President Macron addressed young people last week; and we know that they are encountering more and more difficulties. Much has been said about their need to party, hampered by the closure of bars; but it is far from being their only problem. Today we come back with psychoanalyst Claude Halmos to the psychological problems of these young people, which seem to be on the increase.
franceinfo: Why does this period particularly affect young people?
Claude Halmos : The problems of young people are far from being reduced to the fact that they are deprived of parties. The period we are living is psychologically abusive for everyone, but it affects them more particularly, because they are in a period of their life which is a period of construction (They are both building their adult life, and their adult life); and that the current situation is blocking, so to speak, this project, on all levels.
How ?
The current crisis makes their life very hard because it further aggravates their difficulties: many, deprived of the “odd jobs” which allowed them to live, are reduced to precariousness. That is to say deprived not only of all pleasure, but even of the necessary, and permanently prey to the anguish of the next day; which can lead them to depression.

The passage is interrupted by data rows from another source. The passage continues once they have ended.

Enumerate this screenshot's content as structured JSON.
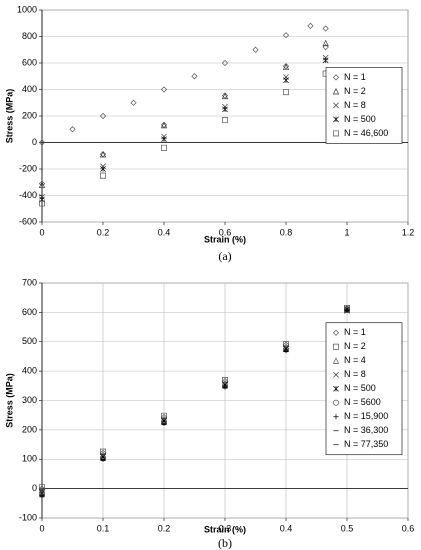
{
  "chart_data": [
    {
      "type": "scatter",
      "caption": "(a)",
      "x_label": "Strain (%)",
      "y_label": "Stress (MPa)",
      "xlim": [
        0,
        1.2
      ],
      "xticks": [
        0,
        0.2,
        0.4,
        0.6,
        0.8,
        1,
        1.2
      ],
      "ylim": [
        -600,
        1000
      ],
      "yticks": [
        -600,
        -400,
        -200,
        0,
        200,
        400,
        600,
        800,
        1000
      ],
      "grid": "y",
      "legend": "right",
      "series": [
        {
          "name": "N = 1",
          "color": "#555555",
          "marker": "diamond",
          "x": [
            0,
            0.1,
            0.2,
            0.3,
            0.4,
            0.5,
            0.6,
            0.7,
            0.8,
            0.88,
            0.93,
            0.93,
            0.8,
            0.6,
            0.4,
            0.2,
            0
          ],
          "values": [
            0,
            100,
            200,
            300,
            400,
            500,
            600,
            700,
            810,
            880,
            860,
            720,
            576,
            354,
            133,
            -88,
            -310
          ]
        },
        {
          "name": "N = 2",
          "color": "#333333",
          "marker": "triangle",
          "x": [
            0,
            0.2,
            0.4,
            0.6,
            0.8,
            0.93
          ],
          "values": [
            -320,
            -90,
            130,
            350,
            570,
            750
          ]
        },
        {
          "name": "N = 8",
          "color": "#333333",
          "marker": "x",
          "x": [
            0,
            0.2,
            0.4,
            0.6,
            0.8,
            0.93
          ],
          "values": [
            -410,
            -180,
            45,
            270,
            495,
            640
          ]
        },
        {
          "name": "N = 500",
          "color": "#000000",
          "marker": "star",
          "x": [
            0,
            0.2,
            0.4,
            0.6,
            0.8,
            0.93
          ],
          "values": [
            -430,
            -200,
            25,
            250,
            470,
            620
          ]
        },
        {
          "name": "N = 46,600",
          "color": "#555555",
          "marker": "square",
          "x": [
            0,
            0.2,
            0.4,
            0.6,
            0.8,
            0.93
          ],
          "values": [
            -460,
            -250,
            -40,
            170,
            380,
            520
          ]
        }
      ]
    },
    {
      "type": "scatter",
      "caption": "(b)",
      "x_label": "Strain (%)",
      "y_label": "Stress (MPa)",
      "xlim": [
        0,
        0.6
      ],
      "xticks": [
        0,
        0.1,
        0.2,
        0.3,
        0.4,
        0.5,
        0.6
      ],
      "ylim": [
        -100,
        700
      ],
      "yticks": [
        -100,
        0,
        100,
        200,
        300,
        400,
        500,
        600,
        700
      ],
      "grid": "both",
      "legend": "right",
      "series": [
        {
          "name": "N = 1",
          "color": "#555555",
          "marker": "diamond",
          "x": [
            0,
            0.1,
            0.2,
            0.3,
            0.4,
            0.5
          ],
          "values": [
            0,
            122,
            244,
            366,
            490,
            612
          ]
        },
        {
          "name": "N = 2",
          "color": "#555555",
          "marker": "square",
          "x": [
            0,
            0.1,
            0.2,
            0.3,
            0.4,
            0.5
          ],
          "values": [
            5,
            126,
            248,
            370,
            492,
            615
          ]
        },
        {
          "name": "N = 4",
          "color": "#555555",
          "marker": "triangle",
          "x": [
            0,
            0.1,
            0.2,
            0.3,
            0.4,
            0.5
          ],
          "values": [
            -5,
            116,
            238,
            360,
            484,
            608
          ]
        },
        {
          "name": "N = 8",
          "color": "#333333",
          "marker": "x",
          "x": [
            0,
            0.1,
            0.2,
            0.3,
            0.4,
            0.5
          ],
          "values": [
            -10,
            112,
            234,
            356,
            480,
            605
          ]
        },
        {
          "name": "N = 500",
          "color": "#000000",
          "marker": "star",
          "x": [
            0,
            0.1,
            0.2,
            0.3,
            0.4,
            0.5
          ],
          "values": [
            -15,
            108,
            230,
            352,
            476,
            610
          ]
        },
        {
          "name": "N = 5600",
          "color": "#555555",
          "marker": "circle",
          "x": [
            0,
            0.1,
            0.2,
            0.3,
            0.4,
            0.5
          ],
          "values": [
            -20,
            104,
            226,
            350,
            474,
            612
          ]
        },
        {
          "name": "N = 15,900",
          "color": "#000000",
          "marker": "plus",
          "x": [
            0,
            0.1,
            0.2,
            0.3,
            0.4,
            0.5
          ],
          "values": [
            -22,
            100,
            222,
            346,
            470,
            608
          ]
        },
        {
          "name": "N = 36,300",
          "color": "#000000",
          "marker": "dash",
          "x": [
            0,
            0.1,
            0.2,
            0.3,
            0.4,
            0.5
          ],
          "values": [
            -25,
            98,
            220,
            344,
            468,
            606
          ]
        },
        {
          "name": "N = 77,350",
          "color": "#000000",
          "marker": "dash",
          "x": [
            0,
            0.1,
            0.2,
            0.3,
            0.4,
            0.5
          ],
          "values": [
            -28,
            95,
            218,
            342,
            466,
            604
          ]
        }
      ]
    }
  ]
}
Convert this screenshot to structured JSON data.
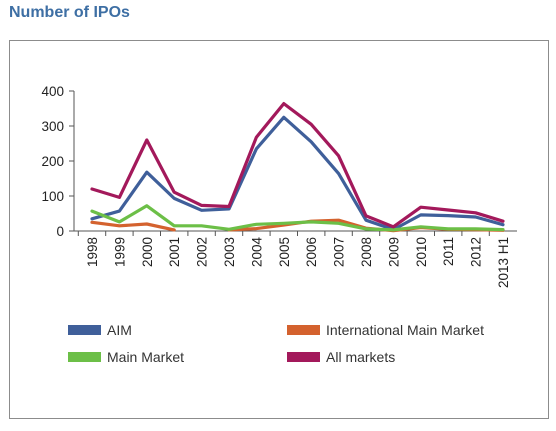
{
  "chart_data": {
    "type": "line",
    "title": "Number of IPOs",
    "xlabel": "",
    "ylabel": "",
    "ylim": [
      0,
      400
    ],
    "yticks": [
      0,
      100,
      200,
      300,
      400
    ],
    "categories": [
      "1998",
      "1999",
      "2000",
      "2001",
      "2002",
      "2003",
      "2004",
      "2005",
      "2006",
      "2007",
      "2008",
      "2009",
      "2010",
      "2011",
      "2012",
      "2013 H1"
    ],
    "grid": false,
    "legend_position": "bottom",
    "series": [
      {
        "name": "AIM",
        "color": "#3f5f9a",
        "values": [
          35,
          57,
          168,
          93,
          59,
          63,
          235,
          325,
          255,
          164,
          31,
          4,
          46,
          44,
          40,
          18
        ]
      },
      {
        "name": "International Main Market",
        "color": "#d4622e",
        "values": [
          25,
          15,
          20,
          3,
          null,
          3,
          7,
          17,
          28,
          31,
          8,
          1,
          10,
          5,
          4,
          2
        ]
      },
      {
        "name": "Main Market",
        "color": "#6cbf47",
        "values": [
          57,
          26,
          72,
          15,
          15,
          5,
          19,
          22,
          26,
          22,
          6,
          3,
          12,
          6,
          6,
          4
        ]
      },
      {
        "name": "All markets",
        "color": "#a3195b",
        "values": [
          120,
          96,
          260,
          111,
          73,
          70,
          268,
          364,
          305,
          215,
          43,
          12,
          68,
          60,
          52,
          28
        ]
      }
    ]
  }
}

The more so as the situation also deprives them of contact with others, at an age when group life is essential, because it allows the sharing of ideas, fashions, values, but also support, from some by others. And of course the meetings, necessary for love life. And the crisis also mortgages their future.
Comment ?
In order to be well, young people need to be able to move forward and project themselves into the future; that is to say to be sure that they will be able to enter a livable world, and to find a place in it. However, the crisis worsens for them the image of a world that many already felt, in terms of economy, climate, or human relations, more than uncertain. And above all, it blocks the normal course of their development, since it hinders their studies, and their job searches, that is to say the possibility of having, in the long term, a job and a salary, which, conditions of autonomy and freedom from their families are for them the key to adulthood.
The crisis therefore keeps them – and this is very destructive – in an infantilizing position, and moreover, weakens their self-confidence, because young people, like their elders, always think they are responsible for their failures in social life, even when they have nothing to do with it. It is therefore normal that everyone, even those who were previously well, suffer, and we must help them.
Materially: associations are working on it, and they need to be supported; and psychologically. Through a return to group life, and psychological support that helps them regain their strength, understanding that what is happening to them is not due to their incapacity, but to the pandemic which is shaking up all of society.